Mary Anzalone is now ─ Beyond the vent
“Richard Delauro — Beyond the Vent”
Richard Delauro was enjoying retirement, and in his usual state of health, until he started complaining of chest pain during any strenuous activity. This prompted him to visit his cardiologist in late May of 2016. His cardiologist recommended a stress test initially which was abnormal and led to a cardiac catheterization, revealing multiple vessel disease. He was no stranger to surgery, but this would be open heart surgery with 4 vessel coronary artery bypass. He was taken immediately to the operating room at St. Mary’s Hospital on May 28, 2016. His hospital course was complicated by a sternal wound dehiscence. Unfortunately, the patient remained ventilator dependent and required a tracheostomy.

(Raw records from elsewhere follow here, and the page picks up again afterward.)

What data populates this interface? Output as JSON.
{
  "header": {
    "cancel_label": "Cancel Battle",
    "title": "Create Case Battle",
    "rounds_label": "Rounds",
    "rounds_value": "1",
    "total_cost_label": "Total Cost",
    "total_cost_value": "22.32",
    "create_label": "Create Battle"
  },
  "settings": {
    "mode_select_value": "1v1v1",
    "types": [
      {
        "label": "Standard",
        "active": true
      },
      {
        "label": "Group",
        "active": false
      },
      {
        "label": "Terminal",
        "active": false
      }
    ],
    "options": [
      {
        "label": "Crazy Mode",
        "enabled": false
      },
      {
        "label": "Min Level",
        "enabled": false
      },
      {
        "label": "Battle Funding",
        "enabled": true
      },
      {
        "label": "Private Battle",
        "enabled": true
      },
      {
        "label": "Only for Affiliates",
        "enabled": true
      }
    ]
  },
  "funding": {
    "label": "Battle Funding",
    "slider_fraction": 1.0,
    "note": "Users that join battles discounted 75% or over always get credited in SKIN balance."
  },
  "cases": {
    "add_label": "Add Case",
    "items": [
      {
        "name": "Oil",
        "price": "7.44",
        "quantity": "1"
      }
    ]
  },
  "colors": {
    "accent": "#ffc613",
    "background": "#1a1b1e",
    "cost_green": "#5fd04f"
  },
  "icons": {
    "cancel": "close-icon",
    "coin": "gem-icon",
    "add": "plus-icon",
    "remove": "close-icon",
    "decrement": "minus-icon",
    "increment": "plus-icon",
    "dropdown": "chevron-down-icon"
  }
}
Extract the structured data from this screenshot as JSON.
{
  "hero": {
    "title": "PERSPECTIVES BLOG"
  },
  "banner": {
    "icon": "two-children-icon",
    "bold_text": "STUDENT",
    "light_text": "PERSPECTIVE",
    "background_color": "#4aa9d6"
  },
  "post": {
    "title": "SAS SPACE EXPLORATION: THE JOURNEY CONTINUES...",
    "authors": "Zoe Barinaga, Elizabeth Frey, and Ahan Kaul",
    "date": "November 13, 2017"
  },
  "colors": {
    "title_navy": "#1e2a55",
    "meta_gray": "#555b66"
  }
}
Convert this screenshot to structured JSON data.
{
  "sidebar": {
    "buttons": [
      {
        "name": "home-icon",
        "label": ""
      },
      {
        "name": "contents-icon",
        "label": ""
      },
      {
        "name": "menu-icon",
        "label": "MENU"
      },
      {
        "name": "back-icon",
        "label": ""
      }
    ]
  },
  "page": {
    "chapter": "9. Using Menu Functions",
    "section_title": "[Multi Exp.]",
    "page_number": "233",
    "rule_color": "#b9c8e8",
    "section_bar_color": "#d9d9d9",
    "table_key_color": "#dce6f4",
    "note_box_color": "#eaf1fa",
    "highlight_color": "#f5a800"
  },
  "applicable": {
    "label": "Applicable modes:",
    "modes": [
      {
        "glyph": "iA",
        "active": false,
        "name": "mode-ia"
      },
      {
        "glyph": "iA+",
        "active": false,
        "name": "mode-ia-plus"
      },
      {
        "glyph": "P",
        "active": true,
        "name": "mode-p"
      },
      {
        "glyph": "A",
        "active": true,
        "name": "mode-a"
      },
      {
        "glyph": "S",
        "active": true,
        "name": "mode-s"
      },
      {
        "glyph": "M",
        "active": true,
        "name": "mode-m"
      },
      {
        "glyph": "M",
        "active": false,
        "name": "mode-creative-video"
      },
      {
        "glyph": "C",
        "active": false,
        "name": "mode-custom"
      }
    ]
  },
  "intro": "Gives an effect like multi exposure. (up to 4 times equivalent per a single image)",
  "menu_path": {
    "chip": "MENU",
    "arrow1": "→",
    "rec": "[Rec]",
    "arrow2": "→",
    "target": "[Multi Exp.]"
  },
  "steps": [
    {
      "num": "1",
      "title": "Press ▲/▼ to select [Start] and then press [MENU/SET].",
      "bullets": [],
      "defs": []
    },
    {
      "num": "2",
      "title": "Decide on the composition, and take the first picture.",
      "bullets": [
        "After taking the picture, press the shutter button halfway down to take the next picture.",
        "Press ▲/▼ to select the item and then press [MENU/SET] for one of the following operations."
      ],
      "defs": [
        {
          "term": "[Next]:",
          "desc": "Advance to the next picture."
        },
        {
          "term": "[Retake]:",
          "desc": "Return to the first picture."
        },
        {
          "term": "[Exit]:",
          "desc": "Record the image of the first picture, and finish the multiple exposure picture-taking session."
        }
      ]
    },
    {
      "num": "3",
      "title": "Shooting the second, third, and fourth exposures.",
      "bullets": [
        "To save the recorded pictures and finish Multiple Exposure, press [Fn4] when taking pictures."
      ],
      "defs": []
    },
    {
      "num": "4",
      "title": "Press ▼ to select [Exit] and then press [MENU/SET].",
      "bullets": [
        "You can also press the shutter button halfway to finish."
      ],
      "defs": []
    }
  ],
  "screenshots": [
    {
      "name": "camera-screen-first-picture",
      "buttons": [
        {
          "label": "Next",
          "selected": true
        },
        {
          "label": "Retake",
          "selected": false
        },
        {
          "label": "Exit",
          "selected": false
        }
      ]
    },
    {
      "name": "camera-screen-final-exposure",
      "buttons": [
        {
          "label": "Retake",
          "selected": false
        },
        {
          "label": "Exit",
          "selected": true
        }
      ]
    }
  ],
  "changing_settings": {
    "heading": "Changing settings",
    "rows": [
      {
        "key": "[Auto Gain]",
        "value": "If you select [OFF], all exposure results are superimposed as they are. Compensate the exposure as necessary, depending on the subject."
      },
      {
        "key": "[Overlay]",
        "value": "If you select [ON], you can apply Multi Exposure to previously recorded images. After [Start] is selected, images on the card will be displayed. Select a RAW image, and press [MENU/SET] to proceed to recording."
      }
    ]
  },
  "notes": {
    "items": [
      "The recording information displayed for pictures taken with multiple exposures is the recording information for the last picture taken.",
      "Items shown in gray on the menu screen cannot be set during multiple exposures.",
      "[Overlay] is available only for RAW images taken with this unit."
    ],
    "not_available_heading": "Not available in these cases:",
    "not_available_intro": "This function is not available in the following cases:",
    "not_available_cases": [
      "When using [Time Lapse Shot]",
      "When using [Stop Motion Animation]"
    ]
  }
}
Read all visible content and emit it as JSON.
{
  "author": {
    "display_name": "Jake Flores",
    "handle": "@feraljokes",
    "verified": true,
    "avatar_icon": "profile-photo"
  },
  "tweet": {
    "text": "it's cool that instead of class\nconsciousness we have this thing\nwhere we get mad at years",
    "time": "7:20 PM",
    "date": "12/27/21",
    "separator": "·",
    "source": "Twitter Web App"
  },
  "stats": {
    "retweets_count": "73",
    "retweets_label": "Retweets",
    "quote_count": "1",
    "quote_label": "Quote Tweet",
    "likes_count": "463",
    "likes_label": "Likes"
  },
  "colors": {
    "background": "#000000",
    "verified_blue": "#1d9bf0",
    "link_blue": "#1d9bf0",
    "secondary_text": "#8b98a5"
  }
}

He was referred to Specialty Hospital of Central Jersey and their team who are specialized in weaning complex medical patients off the ventilator. The team was able to successfully wean Mr. Delauro off the ventilator and they were able to remove his tracheostomy device. He was then started on physical therapy and was, in turn, referred to his next challenge ─ acute rehabilitation at Shore Rehab to regain his quality of life. Another day and another success story at Specialty Hospital of Central Jersey.
Richard Delauro is now ─ Beyond the vent.
“Mary Doyle — Beyond the Vent”
When Mary Doyle was presented at CentraState Medical Center with abdominal pain, the last thing she thought would happen to her was to become ventilator dependent. She had been complaining of right-sided abdominal pain and a CAT scan was ordered, revealing a stone blocking her ureter causing her kidney to swell. She had to be seen by the urology team who inserted a stent to preserve her kidney. Unfortunately, she got terribly ill and went into septic shock. She was placed on a ventilator. She clinically improved after antibiotics but remained ventilator dependent and had a tracheostomy.
She was transferred to Specialty Hospital of Central Jersey, where the clinical team specializes in dealing with patients that have become ventilator dependent. Her stay at SHCJ was initially complicated by episodes of difficulty maintaining oxygenation. Dr. Lebowitz, leader of the clinical team, was able to discern that the trach had become useless and astutely changed the trach at the bedside. It was smooth sailing from that point forward. Not only was she weaned from the ventilator, but she was also de-cannulated and began aggressive physical, occupational and speech therapy. She was then transferred to Shore Rehabilitation Hospital at Ocean Medical Center in Brick, where she continues on the road to complete recovery.